Je pense enfin aux moyens supplémentaires alloués aux services déconcentrés du ministère des Sports afin de renforcer leur action régalienne, avec + 36 ETP en 2024, faisant suite aux + 20 obtenus en 2023, dédiés à la lutte contre le séparatisme et la radicalisation, ainsi qu'au traitement accéléré des dérives en matière de violences à caractère sexiste et sexuelles dans les territoires. Nous stabilisons également le volume des conseillers techniques sportifs dans les fédérations au cours des prochaines années.
Évidemment, cette dynamique en faveur d'une nation sportive ne sera pleinement réussie que si, à l'occasion des Jeux olympiques et paralympiques, nos sportifs tricolores s'illustrent et ramènent des médailles. C'est cette ambition que nous poursuivons depuis 2019 avec l'Agence nationale du sport, qui s'appuie sur le réseau de l'INSEP (Institut national du sport), des Creps (Centre de ressources d'expertise et de performance sportive), mais aussi sur la stratégie de haute performance « Ambition bleue », ainsi que sur le programme « Gagner en France ». Ces 2 initiatives ont vu leurs crédits augmenter de près de 7 millions d'euros dans ce PLF, avec pour objectif central de de nous inscrire durablement dans le top 5 des nations les plus médaillées.

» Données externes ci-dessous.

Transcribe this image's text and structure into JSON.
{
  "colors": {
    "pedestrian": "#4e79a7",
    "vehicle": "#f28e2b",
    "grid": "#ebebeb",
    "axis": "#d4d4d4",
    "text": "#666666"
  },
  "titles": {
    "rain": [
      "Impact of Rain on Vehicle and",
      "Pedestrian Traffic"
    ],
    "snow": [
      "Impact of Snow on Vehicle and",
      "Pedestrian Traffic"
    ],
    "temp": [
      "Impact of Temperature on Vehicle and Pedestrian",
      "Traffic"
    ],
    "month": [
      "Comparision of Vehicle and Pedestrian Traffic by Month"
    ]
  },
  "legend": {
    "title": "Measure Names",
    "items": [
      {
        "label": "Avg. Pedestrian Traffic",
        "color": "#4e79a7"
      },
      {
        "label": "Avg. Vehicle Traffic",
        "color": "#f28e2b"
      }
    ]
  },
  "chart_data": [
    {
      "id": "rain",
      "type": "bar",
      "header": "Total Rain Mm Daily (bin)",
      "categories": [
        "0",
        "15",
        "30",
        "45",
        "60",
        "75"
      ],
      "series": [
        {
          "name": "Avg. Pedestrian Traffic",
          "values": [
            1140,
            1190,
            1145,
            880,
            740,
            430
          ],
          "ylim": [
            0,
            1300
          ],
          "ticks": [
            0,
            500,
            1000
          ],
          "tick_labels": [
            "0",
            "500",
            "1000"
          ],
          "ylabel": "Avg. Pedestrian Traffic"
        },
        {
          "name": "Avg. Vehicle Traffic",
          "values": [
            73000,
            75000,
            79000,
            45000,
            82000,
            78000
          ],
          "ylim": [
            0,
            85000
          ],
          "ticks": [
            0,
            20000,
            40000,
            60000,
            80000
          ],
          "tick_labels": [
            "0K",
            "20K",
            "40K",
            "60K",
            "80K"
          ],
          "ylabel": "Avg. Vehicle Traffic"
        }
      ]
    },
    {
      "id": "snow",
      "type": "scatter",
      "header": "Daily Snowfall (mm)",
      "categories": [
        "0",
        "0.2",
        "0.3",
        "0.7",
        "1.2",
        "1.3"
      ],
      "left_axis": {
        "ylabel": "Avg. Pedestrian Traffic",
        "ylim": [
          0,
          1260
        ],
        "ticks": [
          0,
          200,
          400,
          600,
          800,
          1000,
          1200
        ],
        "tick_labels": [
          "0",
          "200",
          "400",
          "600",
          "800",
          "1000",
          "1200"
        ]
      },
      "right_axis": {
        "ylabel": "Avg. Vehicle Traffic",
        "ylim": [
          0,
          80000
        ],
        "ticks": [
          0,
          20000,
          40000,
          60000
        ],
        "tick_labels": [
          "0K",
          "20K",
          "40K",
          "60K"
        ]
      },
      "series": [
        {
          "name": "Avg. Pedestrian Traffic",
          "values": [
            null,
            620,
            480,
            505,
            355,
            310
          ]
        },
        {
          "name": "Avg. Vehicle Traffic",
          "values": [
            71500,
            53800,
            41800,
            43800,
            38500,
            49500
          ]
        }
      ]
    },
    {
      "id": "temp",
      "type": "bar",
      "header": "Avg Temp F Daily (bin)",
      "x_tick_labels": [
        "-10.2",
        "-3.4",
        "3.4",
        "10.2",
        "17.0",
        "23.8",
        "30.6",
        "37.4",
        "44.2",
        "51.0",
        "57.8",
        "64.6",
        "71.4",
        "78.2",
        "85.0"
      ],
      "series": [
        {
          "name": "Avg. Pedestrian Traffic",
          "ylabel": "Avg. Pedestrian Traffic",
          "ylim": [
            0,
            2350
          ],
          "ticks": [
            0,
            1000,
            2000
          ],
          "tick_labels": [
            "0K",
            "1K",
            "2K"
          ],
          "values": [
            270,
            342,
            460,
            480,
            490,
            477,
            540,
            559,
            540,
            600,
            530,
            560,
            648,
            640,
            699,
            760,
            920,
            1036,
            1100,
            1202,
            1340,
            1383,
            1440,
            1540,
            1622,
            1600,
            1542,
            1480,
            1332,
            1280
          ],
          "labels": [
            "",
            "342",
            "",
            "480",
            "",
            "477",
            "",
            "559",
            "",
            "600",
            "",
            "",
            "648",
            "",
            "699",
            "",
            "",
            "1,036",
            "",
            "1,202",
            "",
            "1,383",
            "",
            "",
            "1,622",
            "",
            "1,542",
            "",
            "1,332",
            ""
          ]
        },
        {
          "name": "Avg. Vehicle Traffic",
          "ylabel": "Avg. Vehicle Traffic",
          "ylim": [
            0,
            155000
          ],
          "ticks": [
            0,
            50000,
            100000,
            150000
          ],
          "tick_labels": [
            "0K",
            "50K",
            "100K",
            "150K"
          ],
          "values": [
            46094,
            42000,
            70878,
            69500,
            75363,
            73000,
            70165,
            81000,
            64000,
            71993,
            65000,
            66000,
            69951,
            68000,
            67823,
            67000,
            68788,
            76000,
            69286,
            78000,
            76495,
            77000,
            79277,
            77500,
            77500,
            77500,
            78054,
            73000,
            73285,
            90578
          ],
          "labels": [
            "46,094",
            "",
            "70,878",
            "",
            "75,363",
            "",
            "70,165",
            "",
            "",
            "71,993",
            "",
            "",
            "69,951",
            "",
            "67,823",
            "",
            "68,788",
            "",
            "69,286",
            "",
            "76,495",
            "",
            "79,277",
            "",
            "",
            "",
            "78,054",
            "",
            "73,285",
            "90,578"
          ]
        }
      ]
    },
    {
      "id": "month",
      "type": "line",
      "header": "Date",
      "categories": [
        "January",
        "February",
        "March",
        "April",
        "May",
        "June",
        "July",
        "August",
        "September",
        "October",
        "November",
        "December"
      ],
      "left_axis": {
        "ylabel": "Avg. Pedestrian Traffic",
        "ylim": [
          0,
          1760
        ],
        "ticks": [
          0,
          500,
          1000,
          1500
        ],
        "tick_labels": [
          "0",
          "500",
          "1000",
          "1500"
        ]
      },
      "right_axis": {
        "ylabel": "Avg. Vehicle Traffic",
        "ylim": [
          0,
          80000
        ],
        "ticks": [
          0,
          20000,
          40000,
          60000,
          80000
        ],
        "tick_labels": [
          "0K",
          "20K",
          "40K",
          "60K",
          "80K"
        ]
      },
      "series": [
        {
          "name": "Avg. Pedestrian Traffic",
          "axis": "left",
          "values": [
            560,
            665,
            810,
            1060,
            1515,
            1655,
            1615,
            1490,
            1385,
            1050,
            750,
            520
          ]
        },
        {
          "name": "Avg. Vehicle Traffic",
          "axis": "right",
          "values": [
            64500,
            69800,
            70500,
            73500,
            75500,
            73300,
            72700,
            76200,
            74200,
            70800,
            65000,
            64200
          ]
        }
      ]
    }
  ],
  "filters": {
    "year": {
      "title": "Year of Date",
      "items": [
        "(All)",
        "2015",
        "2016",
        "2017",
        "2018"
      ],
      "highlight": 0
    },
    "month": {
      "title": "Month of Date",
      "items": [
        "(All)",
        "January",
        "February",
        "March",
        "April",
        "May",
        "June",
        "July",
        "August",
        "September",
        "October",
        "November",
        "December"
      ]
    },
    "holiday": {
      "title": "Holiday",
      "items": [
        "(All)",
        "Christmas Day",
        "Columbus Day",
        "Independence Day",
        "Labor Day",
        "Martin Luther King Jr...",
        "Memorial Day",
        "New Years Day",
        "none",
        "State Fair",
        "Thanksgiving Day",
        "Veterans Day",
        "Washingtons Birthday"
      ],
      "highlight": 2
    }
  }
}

Pour atteindre cet objectif ambitieux, nous avons intégré une revalorisation significative des primes aux médaillés, ainsi qu'à l'encadrement. Et pour que l'avantage de jouer à domicile devant les siens fonctionne à plein dans notre pays à l'été 2024, nous avons fait en sorte de consacrer des moyens supplémentaires pour animer au plan local, dans tous les territoires, cette route vers les Jeux, en déployant à cette fin 4 millions d'euros supplémentaires de crédits d'animation territoriale.
Pour parachever sur le plan sociétal la réussite des Jeux, 2024 sera l'année de la Grande Cause Nationale, qui pour la première fois en 40 ans sera dédiée à l'activité physique et sportive et que j'aurai l'honneur de présenter à l'occasion du prochain Salon des maires. Je souhaite que son ancrage territorial soit affirmé dès l'origine. Cette Grande Cause sera dotée de moyens inédits, avec plus de 10 millions d'euros inscrits dans ce budget.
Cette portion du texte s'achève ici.